Repeated administration of cocaine has
functional consequences on both
dopaminergic and nondopaminergic neurons
that persist after the exposures are
terminated. For example, dopamine is
removed from the extracellular space by
uptake processes more slowly in the nucleus
accumbens than in the dorsal striatum
because there are fewer transporters in the
accumbens than in the striatum. In
behaviorally sensitized animals, uptake of
dopamine by the dopamine transporter in the
nucleus accumbens is even more inefficient,
and a challenge injection of cocaine results in
supranormal concentrations of dopamine in
the synaptic space of brain areas known to
be critical in mediating the reinforcing
properties of drugs of abuse. This
neurochemical sensitization accompanies the
behavioral sensitization.
Other data suggest that the rate of uptake
may be regulated by changes in the
membrane potential, and depolarization
decreases the rate of uptake by the
dopamine transporter. Furthermore, repeated
exposure to cocaine can alter the
mechanisms underlying transmitter release in
response to a depolarizing agent and
decreases the efficiency of sodium and
calcium channels in the plasma membrane.
Acutely, the cocaine-induced inhibition of
monoamine uptake increases synaptic
transmission and blocks the inhibitory
function of serotonergic autoreceptors by
prolonging the residence time of the
neurotransmitter in the synaptic space. At
the same time, heterosynaptic modulation (by
serotonin and dopamine) of transmitters such
as GABA is also enhanced. Intermittent
exposures to cocaine ultimately enhance the
dopamine-D1 stimulation of cAMP. One of the
metabolic products of cAMP is adenosine,
which has transmitter activities of its own
and decreases GABA release. It seems,
then, that chronic cocaine use can alter the
dynamic balance between different
neurotransmitter systems and can lead to
enduring changes in neural control.

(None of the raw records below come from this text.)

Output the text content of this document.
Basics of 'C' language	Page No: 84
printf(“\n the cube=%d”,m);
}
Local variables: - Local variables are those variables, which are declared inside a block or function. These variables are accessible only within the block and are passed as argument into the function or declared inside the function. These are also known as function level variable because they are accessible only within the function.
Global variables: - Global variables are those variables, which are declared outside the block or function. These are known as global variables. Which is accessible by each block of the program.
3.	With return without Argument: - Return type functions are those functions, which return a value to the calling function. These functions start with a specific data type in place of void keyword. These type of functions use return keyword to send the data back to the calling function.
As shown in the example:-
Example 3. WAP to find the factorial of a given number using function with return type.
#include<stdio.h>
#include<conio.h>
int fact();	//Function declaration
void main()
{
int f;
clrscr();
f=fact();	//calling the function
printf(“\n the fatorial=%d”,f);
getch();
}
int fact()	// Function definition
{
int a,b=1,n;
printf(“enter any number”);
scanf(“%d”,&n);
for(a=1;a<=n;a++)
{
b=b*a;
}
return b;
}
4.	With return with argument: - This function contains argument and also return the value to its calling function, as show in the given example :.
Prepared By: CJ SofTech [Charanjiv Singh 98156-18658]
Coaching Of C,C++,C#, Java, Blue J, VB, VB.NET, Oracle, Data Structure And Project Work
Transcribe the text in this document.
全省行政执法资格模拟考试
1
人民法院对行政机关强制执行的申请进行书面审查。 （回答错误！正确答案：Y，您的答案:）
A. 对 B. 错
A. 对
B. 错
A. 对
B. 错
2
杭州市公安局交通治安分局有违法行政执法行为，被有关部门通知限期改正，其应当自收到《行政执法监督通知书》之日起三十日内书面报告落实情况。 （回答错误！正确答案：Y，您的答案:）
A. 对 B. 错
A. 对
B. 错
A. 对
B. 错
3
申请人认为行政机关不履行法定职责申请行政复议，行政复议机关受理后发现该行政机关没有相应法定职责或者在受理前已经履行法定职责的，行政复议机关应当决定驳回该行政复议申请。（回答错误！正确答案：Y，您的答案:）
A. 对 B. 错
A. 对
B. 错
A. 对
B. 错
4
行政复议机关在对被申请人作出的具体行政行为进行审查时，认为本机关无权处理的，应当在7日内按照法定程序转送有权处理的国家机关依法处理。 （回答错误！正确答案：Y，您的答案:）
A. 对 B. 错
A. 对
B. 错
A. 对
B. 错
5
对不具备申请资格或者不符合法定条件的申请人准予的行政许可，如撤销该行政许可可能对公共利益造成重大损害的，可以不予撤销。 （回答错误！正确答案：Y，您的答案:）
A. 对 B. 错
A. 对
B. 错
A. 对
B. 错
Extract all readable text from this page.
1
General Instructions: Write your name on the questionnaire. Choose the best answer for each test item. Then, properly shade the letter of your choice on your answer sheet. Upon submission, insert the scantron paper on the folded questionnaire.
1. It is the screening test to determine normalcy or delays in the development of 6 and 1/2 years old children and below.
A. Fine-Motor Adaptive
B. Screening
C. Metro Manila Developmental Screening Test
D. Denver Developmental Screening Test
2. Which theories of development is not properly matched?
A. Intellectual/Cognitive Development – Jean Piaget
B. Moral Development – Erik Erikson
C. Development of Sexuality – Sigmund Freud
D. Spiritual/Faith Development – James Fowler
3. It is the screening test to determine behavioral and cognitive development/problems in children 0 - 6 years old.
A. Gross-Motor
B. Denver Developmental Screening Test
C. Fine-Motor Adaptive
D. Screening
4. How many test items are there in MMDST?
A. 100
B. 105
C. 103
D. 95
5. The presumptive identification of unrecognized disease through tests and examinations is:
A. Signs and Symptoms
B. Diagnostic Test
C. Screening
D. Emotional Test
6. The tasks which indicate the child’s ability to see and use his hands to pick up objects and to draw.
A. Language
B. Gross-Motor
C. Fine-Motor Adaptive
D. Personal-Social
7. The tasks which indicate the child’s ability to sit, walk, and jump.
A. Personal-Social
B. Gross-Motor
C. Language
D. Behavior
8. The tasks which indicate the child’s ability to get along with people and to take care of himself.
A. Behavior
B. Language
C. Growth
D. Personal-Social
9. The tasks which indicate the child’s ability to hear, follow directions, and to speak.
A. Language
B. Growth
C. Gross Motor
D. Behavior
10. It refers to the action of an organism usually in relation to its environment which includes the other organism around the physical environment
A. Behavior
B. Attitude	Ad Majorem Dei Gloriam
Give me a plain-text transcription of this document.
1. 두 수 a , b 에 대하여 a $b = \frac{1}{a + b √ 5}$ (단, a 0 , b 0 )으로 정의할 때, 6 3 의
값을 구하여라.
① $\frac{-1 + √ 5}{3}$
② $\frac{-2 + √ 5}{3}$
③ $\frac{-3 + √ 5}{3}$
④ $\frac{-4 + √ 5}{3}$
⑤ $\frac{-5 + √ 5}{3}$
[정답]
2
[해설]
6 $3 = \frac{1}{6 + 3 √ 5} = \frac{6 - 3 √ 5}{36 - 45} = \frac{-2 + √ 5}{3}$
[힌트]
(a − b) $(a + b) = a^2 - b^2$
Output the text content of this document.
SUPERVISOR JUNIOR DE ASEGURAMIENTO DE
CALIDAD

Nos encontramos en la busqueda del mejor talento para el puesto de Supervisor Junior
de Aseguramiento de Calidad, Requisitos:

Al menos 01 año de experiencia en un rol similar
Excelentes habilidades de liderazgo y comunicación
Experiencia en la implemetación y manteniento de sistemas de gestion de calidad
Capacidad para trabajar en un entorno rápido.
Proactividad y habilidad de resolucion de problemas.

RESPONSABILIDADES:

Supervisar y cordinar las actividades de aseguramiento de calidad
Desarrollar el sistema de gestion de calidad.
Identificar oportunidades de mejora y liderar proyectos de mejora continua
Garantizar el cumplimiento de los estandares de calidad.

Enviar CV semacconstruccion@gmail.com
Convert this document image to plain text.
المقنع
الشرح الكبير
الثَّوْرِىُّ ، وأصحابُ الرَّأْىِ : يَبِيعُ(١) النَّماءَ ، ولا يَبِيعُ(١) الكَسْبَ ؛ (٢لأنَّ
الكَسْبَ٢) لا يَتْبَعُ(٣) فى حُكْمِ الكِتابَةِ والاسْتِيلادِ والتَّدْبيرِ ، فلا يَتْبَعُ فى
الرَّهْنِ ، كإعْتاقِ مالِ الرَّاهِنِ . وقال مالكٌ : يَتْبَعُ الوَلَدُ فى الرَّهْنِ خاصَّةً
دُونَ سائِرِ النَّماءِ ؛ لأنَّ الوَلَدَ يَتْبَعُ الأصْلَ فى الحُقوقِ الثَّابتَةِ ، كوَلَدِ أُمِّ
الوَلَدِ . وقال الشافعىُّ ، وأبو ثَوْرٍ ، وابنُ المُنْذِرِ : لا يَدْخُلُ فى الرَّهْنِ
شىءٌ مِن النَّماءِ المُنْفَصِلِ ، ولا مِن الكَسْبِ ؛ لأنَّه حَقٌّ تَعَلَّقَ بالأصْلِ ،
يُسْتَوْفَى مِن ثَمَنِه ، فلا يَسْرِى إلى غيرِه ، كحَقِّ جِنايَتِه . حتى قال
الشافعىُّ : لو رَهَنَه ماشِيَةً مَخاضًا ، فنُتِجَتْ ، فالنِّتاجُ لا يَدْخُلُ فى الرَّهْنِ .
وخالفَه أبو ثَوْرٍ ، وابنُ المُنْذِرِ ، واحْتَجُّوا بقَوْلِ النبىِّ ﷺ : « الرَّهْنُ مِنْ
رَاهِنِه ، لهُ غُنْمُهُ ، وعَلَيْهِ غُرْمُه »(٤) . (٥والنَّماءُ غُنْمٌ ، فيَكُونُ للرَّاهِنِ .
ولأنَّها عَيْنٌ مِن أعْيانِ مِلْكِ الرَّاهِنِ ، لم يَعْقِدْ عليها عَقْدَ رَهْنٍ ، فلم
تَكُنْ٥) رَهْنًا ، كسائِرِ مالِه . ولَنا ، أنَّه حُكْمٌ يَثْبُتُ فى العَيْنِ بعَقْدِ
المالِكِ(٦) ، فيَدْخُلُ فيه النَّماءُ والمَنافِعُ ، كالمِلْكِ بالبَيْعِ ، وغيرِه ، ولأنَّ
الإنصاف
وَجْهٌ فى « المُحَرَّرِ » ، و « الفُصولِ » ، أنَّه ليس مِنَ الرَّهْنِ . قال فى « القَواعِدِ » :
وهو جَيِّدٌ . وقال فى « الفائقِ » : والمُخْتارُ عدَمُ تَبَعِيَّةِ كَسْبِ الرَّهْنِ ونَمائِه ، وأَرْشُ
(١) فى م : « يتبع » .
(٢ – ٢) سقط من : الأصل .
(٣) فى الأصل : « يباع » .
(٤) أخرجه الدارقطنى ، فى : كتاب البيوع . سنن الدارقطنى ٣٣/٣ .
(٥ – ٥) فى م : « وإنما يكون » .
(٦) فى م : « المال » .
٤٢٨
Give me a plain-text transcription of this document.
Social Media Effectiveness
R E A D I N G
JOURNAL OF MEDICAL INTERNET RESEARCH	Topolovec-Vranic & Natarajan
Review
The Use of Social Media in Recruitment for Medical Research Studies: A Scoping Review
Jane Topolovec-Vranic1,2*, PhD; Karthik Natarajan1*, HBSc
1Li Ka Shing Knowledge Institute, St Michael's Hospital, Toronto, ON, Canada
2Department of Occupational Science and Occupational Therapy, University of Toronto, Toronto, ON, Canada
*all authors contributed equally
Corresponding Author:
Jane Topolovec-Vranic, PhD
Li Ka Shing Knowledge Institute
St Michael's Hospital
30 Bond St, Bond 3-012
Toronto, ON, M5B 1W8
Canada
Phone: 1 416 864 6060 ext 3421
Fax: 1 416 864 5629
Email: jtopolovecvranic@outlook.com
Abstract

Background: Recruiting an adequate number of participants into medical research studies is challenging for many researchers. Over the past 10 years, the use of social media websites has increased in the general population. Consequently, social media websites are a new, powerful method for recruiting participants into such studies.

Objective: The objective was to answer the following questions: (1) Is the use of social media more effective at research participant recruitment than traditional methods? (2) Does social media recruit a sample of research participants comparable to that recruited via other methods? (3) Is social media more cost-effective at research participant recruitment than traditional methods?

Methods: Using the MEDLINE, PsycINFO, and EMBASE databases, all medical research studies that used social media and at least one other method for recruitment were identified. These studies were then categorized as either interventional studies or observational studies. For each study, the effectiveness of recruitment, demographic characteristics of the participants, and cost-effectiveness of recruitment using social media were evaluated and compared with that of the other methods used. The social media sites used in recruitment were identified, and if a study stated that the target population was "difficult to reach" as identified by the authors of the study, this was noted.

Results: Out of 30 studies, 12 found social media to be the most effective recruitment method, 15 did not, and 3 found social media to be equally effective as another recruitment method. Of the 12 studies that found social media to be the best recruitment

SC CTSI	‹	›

This
observation is also noticed at the systems
level, where withdrawal from cocaine can
alter basal neural tone such that basal
extracellular dopamine and serotonin
concentrations fall below the limits of
detection over a long period of time.
The final area of research discussed by the
participants of this symposium is that of
peptides and genes regulated by cocaine.
One of these, corticotropin-releasing factor
or CRF, is the well-known mediator of the
"stress response," by which hypothalamic
CRF induces the release of ACTH from the
anterior pituitary gland, which in turn elicits
the output of glucocorticoids from the adrenal
gland (to dampen the initiating stimulation by
CRF). This peptide is also found in brain
regions that have not been directly linked with
the peripheral stress response, such as the
locus coeruleus, and nuclei within the
amygdala. Acutely, the injection of cocaine
increases the extracellular concentration of
CRF in the central nucleus of the amygdala;
cocaine withdrawal similarly activates
neurons within this region. Another family of
peptides, the cocaine- and
amphetamine-regulated transcription factors
or CART, is found in brain regions that are
implicated in the rewarding properties of
drugs of abuse, as well as in centers that
control other behaviors associated with
satiety. Finally, cocaine administration
directly induces the expression of a gene, the
NAC-1, within the nucleus accumbens;
animals in which antisense has been used to
knock out this gene do not develop behavioral
sensitization to cocaine.
The variety of targets identified through these
presentations are at once encouraging and
daunting. They clearly point out that cocaine
produces enduring neural adaptations, not
only in dopaminergic systems but also in
nondopaminergic systems. The recognition
of the potential interactions between these
systems (and those that surely exist but have
not yet been identified) suggests that
neuroadaptations occur at many different
levels. Each level is a potential target for the
development of medical interventions, with
the possibilities of preventing further use and
abuse and reversing adaptations induced by
cocaine. An appreciation of the intricacies
and interrelationships among these factors is
crucial for each of us who works in this field.